When smokers with co-factors such as depression or binge-eating try to quit, their symptoms are exacerbated or unmasked by the absence of nicotine and persist well beyond the usual two- to three-day nicotine withdrawal period. Consequently, they are more likely to relapse than smokers with no co-factors.

Pomerleau cited a substantial accumulation of research to support her conclusions, including:

  • A 1986 study of diagnostic subgroups that included 217 psychiatric outpatients and 411 non-psychiatric patients in a comparison group found that 47 percent of the 34 patients with anxiety disorder and 49 percent of the 45 patients with major depressive disorder smoked compared with 30 percent of the comparison group.

 

  • A 1994 study conducted by Pomerleau and colleagues that found that 42 percent of men and 38 percent of women diagnosed with ADHD were current smokers—nearly twice the rate of the standard population. Also the “quit ratio” was 29 percent for the ADHD patients who had ever smoked compared with 48 percent in the general population.

 

  • A 1991 study of 1,007 young adults found that—compared with individuals who had no psychiatric disorder—the rate of nicotine dependence was twice as high in adults with any anxiety disorder; three times as high in adults with major depression; and more than four times as high in individuals with the two disorders combined.

 

  • A 1992 study of 1,800 women about to enter the U-M reported that less than 10 percent of the non-dieters and casual dieters smoked compared with nearly double that in the young women who reported behaviors and attitudes associated with a clinical diagnosis of bulimia nervosa. Similarly, a 1986 study of 646 10th-grade females found that 28 percent of bulimics and 32 percent of the purgers smoked regularly compared with 18 percent of the normal females.
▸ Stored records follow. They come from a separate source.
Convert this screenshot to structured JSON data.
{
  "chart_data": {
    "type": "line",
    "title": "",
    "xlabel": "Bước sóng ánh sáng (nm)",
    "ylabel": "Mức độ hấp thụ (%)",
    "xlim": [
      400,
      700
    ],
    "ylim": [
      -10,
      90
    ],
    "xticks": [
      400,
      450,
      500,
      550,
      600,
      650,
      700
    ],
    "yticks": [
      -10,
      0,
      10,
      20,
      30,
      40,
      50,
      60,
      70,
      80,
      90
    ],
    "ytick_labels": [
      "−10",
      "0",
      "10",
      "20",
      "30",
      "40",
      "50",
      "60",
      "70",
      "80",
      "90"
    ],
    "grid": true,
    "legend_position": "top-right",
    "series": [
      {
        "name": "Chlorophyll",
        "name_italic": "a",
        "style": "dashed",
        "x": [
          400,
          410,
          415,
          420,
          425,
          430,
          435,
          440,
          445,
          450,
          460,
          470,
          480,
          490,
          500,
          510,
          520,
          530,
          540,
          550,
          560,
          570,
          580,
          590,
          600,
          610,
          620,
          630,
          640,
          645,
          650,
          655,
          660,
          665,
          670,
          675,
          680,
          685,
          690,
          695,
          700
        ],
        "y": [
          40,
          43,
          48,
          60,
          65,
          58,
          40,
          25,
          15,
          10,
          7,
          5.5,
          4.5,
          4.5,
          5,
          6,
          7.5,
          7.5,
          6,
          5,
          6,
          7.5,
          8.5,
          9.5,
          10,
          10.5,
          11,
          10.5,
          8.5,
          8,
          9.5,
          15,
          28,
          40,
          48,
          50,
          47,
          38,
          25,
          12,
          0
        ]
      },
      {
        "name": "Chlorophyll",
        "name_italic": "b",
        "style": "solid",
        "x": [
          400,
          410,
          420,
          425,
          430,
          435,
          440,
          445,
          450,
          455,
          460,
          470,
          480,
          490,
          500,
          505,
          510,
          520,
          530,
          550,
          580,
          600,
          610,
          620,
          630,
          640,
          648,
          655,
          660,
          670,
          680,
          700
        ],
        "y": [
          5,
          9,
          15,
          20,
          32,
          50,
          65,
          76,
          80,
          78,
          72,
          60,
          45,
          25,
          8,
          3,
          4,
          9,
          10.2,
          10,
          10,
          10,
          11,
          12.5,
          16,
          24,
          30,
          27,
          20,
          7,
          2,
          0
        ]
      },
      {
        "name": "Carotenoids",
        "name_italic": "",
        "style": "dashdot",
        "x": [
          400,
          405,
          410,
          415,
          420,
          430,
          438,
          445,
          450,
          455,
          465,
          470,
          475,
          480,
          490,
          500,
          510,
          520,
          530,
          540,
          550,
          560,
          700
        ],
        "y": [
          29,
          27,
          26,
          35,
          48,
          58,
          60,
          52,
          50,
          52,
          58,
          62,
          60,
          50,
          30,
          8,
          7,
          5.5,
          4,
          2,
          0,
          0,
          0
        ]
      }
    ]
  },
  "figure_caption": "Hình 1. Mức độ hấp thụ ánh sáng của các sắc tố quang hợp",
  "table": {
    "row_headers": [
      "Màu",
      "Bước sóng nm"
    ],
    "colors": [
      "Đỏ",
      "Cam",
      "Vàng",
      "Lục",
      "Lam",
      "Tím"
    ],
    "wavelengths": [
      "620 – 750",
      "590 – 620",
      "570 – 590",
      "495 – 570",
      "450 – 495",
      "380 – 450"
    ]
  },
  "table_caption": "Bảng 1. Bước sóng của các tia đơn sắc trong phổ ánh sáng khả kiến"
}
Health professionals helping smokers with co-factors to quit smoking may have to treat the depression, anxiety, ADHD or binge-eating behaviors first or simultaneously, Pomerleau said. “A 1995 study found that Prozac helped smokers with depression to quit but it had no effect on smokers who were not depressed,” she said. “It is possible that some of these patients wouldn’t need nicotine replacement treatment once they received appropriate medications or psychotherapy for their underlying conditions.”

Pomerleau also suggested that more research be conducted regarding the potential therapeutic use of nicotine products—transdermal patches, nasal sprays or gum—to treat ADHD and conditions such as Parkinson’s and Alzheimer’s diseases. “We need more data on the possible toxic effects of nicotine to weigh against its possible therapeutic effects.

“Finally, we need to consider the potential needs of children of smokers with co-factors,” she said. “Recent twin studies suggest that the heritability of smoking is at least as high as that of alcohol, with significant genetic contributions to initiation, age of onset, amount smoked and likelihood of quitting. It may be that some families are predisposed to both smoking and depression.

“There also is good evidence of assortative mating in smokers—the tendency to find each other, marry and have children, with the nature and severity of problems experienced by smokers with co-factors being magnified in succeeding generations. Prevention efforts and early identification and treatment of the co-factor itself may be needed in these children.”